The highest incidence of NPC is recorded in Guangzhou, China, where the age-adjusted incidence rate is reported to be more than 30 per 100,000.19 Hong Kong has a rate of 20.2 per 100,000 in males and 7.8 per 100,000 in females.15 Patients who are affected by NPC are ethnic Chinese with an ancestry from the southern part of China. In southern China the two main ethnic subgroups are the Cantonese and the Fujians. In Hong Kong the vast majority of the population is Cantonese. In Singapore the overall incidence in males from 1998 to 2002 was 10.8 per 100,000.20 This lower rate may be in part accounted for by the demographics of Singapore, which unlike China, Hong Kong, and Taiwan, has a more heterogeneous population. The population in Singapore is approximately 70% Chinese, with the remaining major ethnic groups being Malays and Indians. The majority of the NPC patients in Singapore are Chinese (Fujians and Cantonese).21 The incidence of NPC in Singaporean male Chinese is 12.5 per 100,000. These incidence rates in southern China, Hong Kong, and southeast Asia are among the highest in the world and have remained stable for many years. However, in the most recent review of the latest trend in the incidence of NPC, both Singapore and Hong Kong have reported a significant decrease for the first time after many years of stable rates.15 Why there was a fall in incidence is unclear, but one theory advanced to account for this is the change in dietary habits.22,23 Other ethnic groups, with rates that are reported to be intermediate to high, include the Eskimos,24,25 Polynesians, and indigenous Mediterranean population.26 NPC is not common in whites.
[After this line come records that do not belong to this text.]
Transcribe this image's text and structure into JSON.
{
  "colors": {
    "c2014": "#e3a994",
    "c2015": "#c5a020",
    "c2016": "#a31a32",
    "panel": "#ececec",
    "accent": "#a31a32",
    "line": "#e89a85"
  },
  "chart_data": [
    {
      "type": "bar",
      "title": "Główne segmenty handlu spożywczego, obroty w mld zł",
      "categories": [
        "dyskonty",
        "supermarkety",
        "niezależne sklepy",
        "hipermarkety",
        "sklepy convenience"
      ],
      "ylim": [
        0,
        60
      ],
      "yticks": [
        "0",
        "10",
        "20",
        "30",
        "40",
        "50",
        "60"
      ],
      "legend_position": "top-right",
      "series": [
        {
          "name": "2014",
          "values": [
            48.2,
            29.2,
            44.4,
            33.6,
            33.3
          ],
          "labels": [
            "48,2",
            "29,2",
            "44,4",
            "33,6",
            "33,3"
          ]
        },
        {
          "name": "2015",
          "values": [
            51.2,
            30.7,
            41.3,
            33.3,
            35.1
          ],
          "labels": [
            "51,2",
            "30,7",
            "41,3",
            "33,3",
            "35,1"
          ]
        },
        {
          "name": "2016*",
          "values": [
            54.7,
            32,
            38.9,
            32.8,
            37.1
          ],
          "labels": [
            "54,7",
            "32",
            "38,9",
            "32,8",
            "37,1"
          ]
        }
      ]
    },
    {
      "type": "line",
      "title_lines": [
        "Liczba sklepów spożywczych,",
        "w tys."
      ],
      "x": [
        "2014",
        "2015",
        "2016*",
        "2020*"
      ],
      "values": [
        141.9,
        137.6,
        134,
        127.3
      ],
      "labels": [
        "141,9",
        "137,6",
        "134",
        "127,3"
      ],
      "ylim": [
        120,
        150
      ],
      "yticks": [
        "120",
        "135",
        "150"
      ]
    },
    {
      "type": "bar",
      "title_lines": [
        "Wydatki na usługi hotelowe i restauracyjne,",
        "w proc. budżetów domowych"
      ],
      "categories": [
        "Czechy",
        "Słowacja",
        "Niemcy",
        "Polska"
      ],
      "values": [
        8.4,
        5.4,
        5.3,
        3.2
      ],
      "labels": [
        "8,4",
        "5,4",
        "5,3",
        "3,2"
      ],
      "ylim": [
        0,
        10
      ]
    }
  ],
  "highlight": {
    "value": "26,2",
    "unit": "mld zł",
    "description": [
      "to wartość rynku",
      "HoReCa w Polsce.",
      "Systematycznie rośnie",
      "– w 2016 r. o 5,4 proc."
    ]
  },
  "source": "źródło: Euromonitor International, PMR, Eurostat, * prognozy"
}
In North America the highest incidences are seen in the ethnic Chinese who are first-generation immigrants.23 Subsequent-generation immigrants have a lower incidence, although it is still higher than the other ethnic groups. Overall, these incidence rates are lower than those in southern China and southeast Asia. This pattern of decreasing incidence rates seen in emigrant Chinese is a well-known phenomenon. It is likely that with migration, there is over time a greater variation in the gene pool arising from factors such as intermarriage, although the adoption of different dietary habits cannot be discounted. The epidemiologic pattern indicates that NPC occurs commonly in Chinese. This will suggest the possibility of a genetic link or a shared habit such as dietary intake.